Z-buffer Issues in the VTP Software


With roads, the problem is that the road geometry is draped simply on the ground, and will sometimes intersect it, causing Z-buffer fighting artifacts. There are a few ways to alleviate this.

  1. Lift the roads. You can set this in Enviro at startup time, with "Ground offset" in the Parameters dialog. Actually works well if your viewpoint will remain a good height off the ground, as in a flight sim. If you're extending the code, you could even make the road height vary with camera height - say 4m offset when high-elevation, 20cm when walking.
  2. Increase LOD.  Some of the conflicts occur when the CLOD simplifies the ground under the road. This can be reduced by turning up the detail on the CLOD (+/- in Enviro)
  3. Ground flattening. Some of the problem is due to level roads being draped on elevation with steep slope. With perfect, high-res elevation this wouldn't be a problem, but in practice it's a common problem. A solution would be to add a pre-processing step that 'carves' the terrain to flatten it under the roads (and buildings) - a preliminary implementation of this is in VTBuilder of roads (but not yet for buildings). This would assume enough RAM (or a small enough terrain area) to have a sufficiently high grid density to allow carving.
  4. Improved draping. Currently the roads are draped as individual segments, the heightfield is tested only at each data point in the road path. For long straight sections of road, there is the chance of road-ground intersection if the terrain is not flat in that area. This could be avoided by testing the ground along each segment and intelligently subdividing the road as needed.
  5. Polygon Offset.  OpenGL contains a feature known as "polygon offset" which can help in the case where the road is extremely close or coincident with the ground.  As Amit Patel describes it:
    "The polygon offset works at the precision of your depth buffer, so it shouldn't cause any trouble unless your objects are so close together that their distance can't be represented in the depth buffer (which would cause problems even if you don't use polygon offset).
    It's the same as manually offsetting your polygons by a tiny amount, except that (a) the offset is performed only in the camera z direction (so even if your camera is close to the ground, you won't see this offset as a visual artifact), and (b) the tiny amount can be defined in terms of the precision allowed by the depth buffer, so you really can define it to be


With water, there are complicated issues as well.
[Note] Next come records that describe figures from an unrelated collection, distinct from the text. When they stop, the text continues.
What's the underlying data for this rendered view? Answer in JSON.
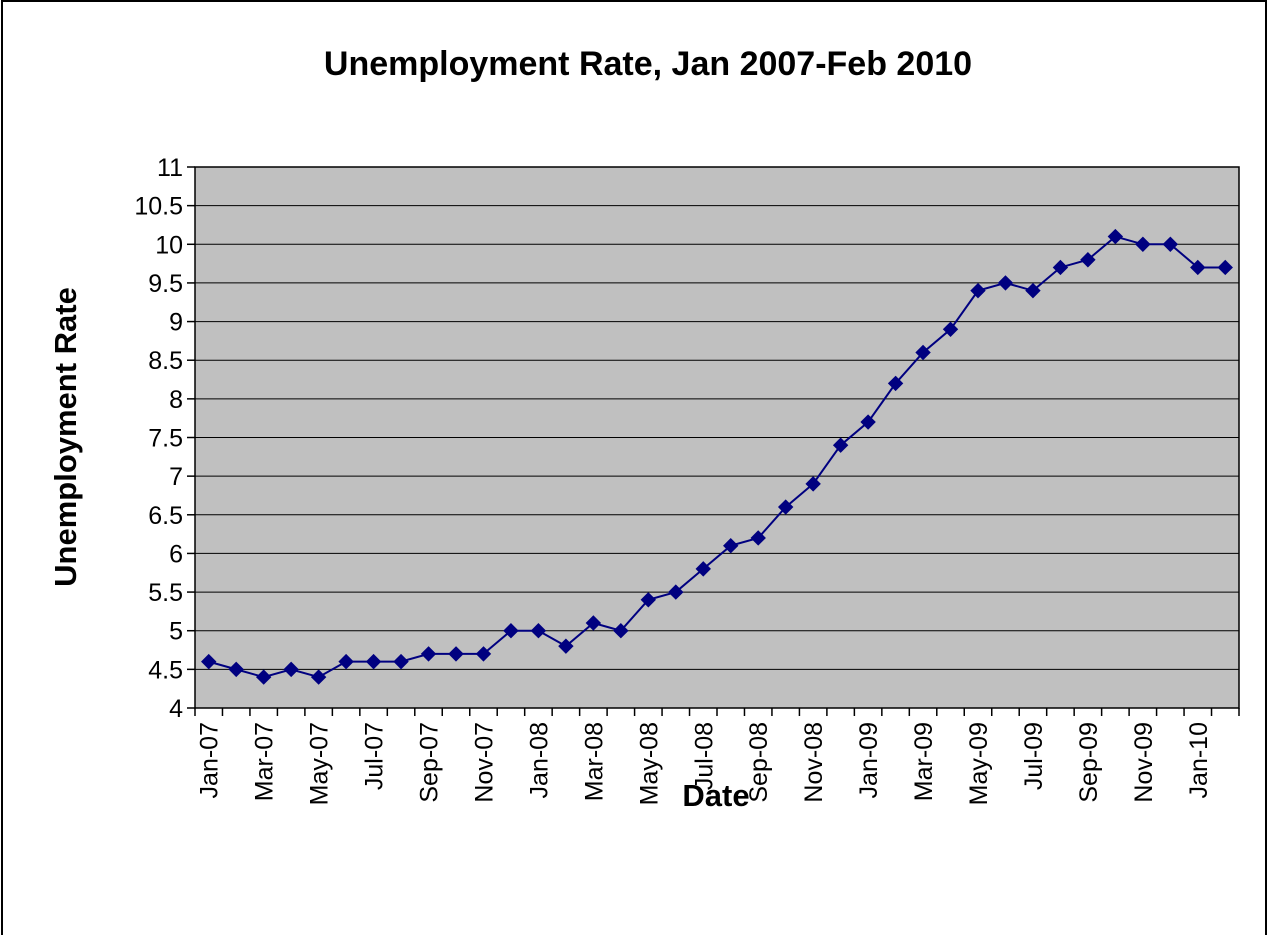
{
  "chart_data": {
    "type": "line",
    "title": "Unemployment Rate, Jan 2007-Feb 2010",
    "xlabel": "Date",
    "ylabel": "Unemployment Rate",
    "ylim": [
      4,
      11
    ],
    "yticks": [
      "4",
      "4.5",
      "5",
      "5.5",
      "6",
      "6.5",
      "7",
      "7.5",
      "8",
      "8.5",
      "9",
      "9.5",
      "10",
      "10.5",
      "11"
    ],
    "grid": true,
    "legend": "none",
    "colors": {
      "line": "#000080",
      "marker": "#000080",
      "plot_bg": "#C0C0C0",
      "grid": "#000000"
    },
    "x_tick_labels": [
      "Jan-07",
      "Mar-07",
      "May-07",
      "Jul-07",
      "Sep-07",
      "Nov-07",
      "Jan-08",
      "Mar-08",
      "May-08",
      "Jul-08",
      "Sep-08",
      "Nov-08",
      "Jan-09",
      "Mar-09",
      "May-09",
      "Jul-09",
      "Sep-09",
      "Nov-09",
      "Jan-10"
    ],
    "x": [
      "Jan-07",
      "Feb-07",
      "Mar-07",
      "Apr-07",
      "May-07",
      "Jun-07",
      "Jul-07",
      "Aug-07",
      "Sep-07",
      "Oct-07",
      "Nov-07",
      "Dec-07",
      "Jan-08",
      "Feb-08",
      "Mar-08",
      "Apr-08",
      "May-08",
      "Jun-08",
      "Jul-08",
      "Aug-08",
      "Sep-08",
      "Oct-08",
      "Nov-08",
      "Dec-08",
      "Jan-09",
      "Feb-09",
      "Mar-09",
      "Apr-09",
      "May-09",
      "Jun-09",
      "Jul-09",
      "Aug-09",
      "Sep-09",
      "Oct-09",
      "Nov-09",
      "Dec-09",
      "Jan-10",
      "Feb-10"
    ],
    "series": [
      {
        "values": [
          4.6,
          4.5,
          4.4,
          4.5,
          4.4,
          4.6,
          4.6,
          4.6,
          4.7,
          4.7,
          4.7,
          5.0,
          5.0,
          4.8,
          5.1,
          5.0,
          5.4,
          5.5,
          5.8,
          6.1,
          6.2,
          6.6,
          6.9,
          7.4,
          7.7,
          8.2,
          8.6,
          8.9,
          9.4,
          9.5,
          9.4,
          9.7,
          9.8,
          10.1,
          10.0,
          10.0,
          9.7,
          9.7
        ]
      }
    ]
  }
}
Even considering just large bodies of water, shorelines are difficult with any CLOD approach. In the VTP software, it is not so bad if you have a simple texture terrain with ocean areas being flat, height=0. However, if you turn on the separate ocean plane, in order to have a high-res texture on the water surface, you will have Z-fighting between the water and the land, NO MATTER how high your Z-buffer precision is, because the two planes are intersecting each other at a steep angle. Furthermore, it becomes very visually sensitive to CLOD, since tiny fluctuation in the terrain can cause large displacement of the shoreline.
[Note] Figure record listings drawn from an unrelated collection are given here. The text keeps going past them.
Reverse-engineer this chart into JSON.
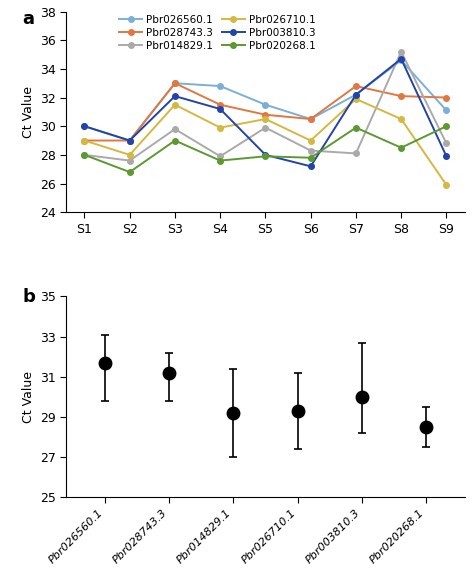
{
  "panel_a": {
    "x_labels": [
      "S1",
      "S2",
      "S3",
      "S4",
      "S5",
      "S6",
      "S7",
      "S8",
      "S9"
    ],
    "series": [
      {
        "name": "Pbr026560.1",
        "color": "#7ab0d8",
        "values": [
          30.0,
          29.0,
          33.0,
          32.8,
          31.5,
          30.5,
          32.2,
          34.6,
          31.1
        ]
      },
      {
        "name": "Pbr028743.3",
        "color": "#e07840",
        "values": [
          29.0,
          29.0,
          33.0,
          31.5,
          30.8,
          30.5,
          32.8,
          32.1,
          32.0
        ]
      },
      {
        "name": "Pbr014829.1",
        "color": "#aaaaaa",
        "values": [
          28.0,
          27.6,
          29.8,
          27.9,
          29.9,
          28.3,
          28.1,
          35.2,
          28.8
        ]
      },
      {
        "name": "Pbr026710.1",
        "color": "#d4b840",
        "values": [
          29.0,
          28.0,
          31.5,
          29.9,
          30.5,
          29.0,
          31.9,
          30.5,
          25.9
        ]
      },
      {
        "name": "Pbr003810.3",
        "color": "#2244aa",
        "values": [
          30.0,
          29.0,
          32.1,
          31.2,
          28.0,
          27.2,
          32.2,
          34.7,
          27.9
        ]
      },
      {
        "name": "Pbr020268.1",
        "color": "#5c9930",
        "values": [
          28.0,
          26.8,
          29.0,
          27.6,
          27.9,
          27.8,
          29.9,
          28.5,
          30.0
        ]
      }
    ],
    "ylim": [
      24,
      38
    ],
    "yticks": [
      24,
      26,
      28,
      30,
      32,
      34,
      36,
      38
    ],
    "ylabel": "Ct Value",
    "panel_label": "a"
  },
  "panel_b": {
    "x_labels": [
      "Pbr026560.1",
      "Pbr028743.3",
      "Pbr014829.1",
      "Pbr026710.1",
      "Pbr003810.3",
      "Pbr020268.1"
    ],
    "means": [
      31.7,
      31.2,
      29.2,
      29.3,
      30.0,
      28.5
    ],
    "errors_upper": [
      1.4,
      1.0,
      2.2,
      1.9,
      2.7,
      1.0
    ],
    "errors_lower": [
      1.9,
      1.4,
      2.2,
      1.9,
      1.8,
      1.0
    ],
    "ylim": [
      25,
      35
    ],
    "yticks": [
      25,
      27,
      29,
      31,
      33,
      35
    ],
    "ylabel": "Ct Value",
    "panel_label": "b"
  }
}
In vtlib/Enviro, i attempt to minimize this (when an ocean plane is enabled) by setting all areas with height=0 to an artificial "ocean depth", which causes an "undersea cliff", boosting the importance of shoreline vertices so that they are not culled early, maintaining the shoreline visually.

However, you still have the issue when, from very far away, the depth of the ocean is insufficient for some machine's Z-buffer precision, and it will fight with the ocean surface plane.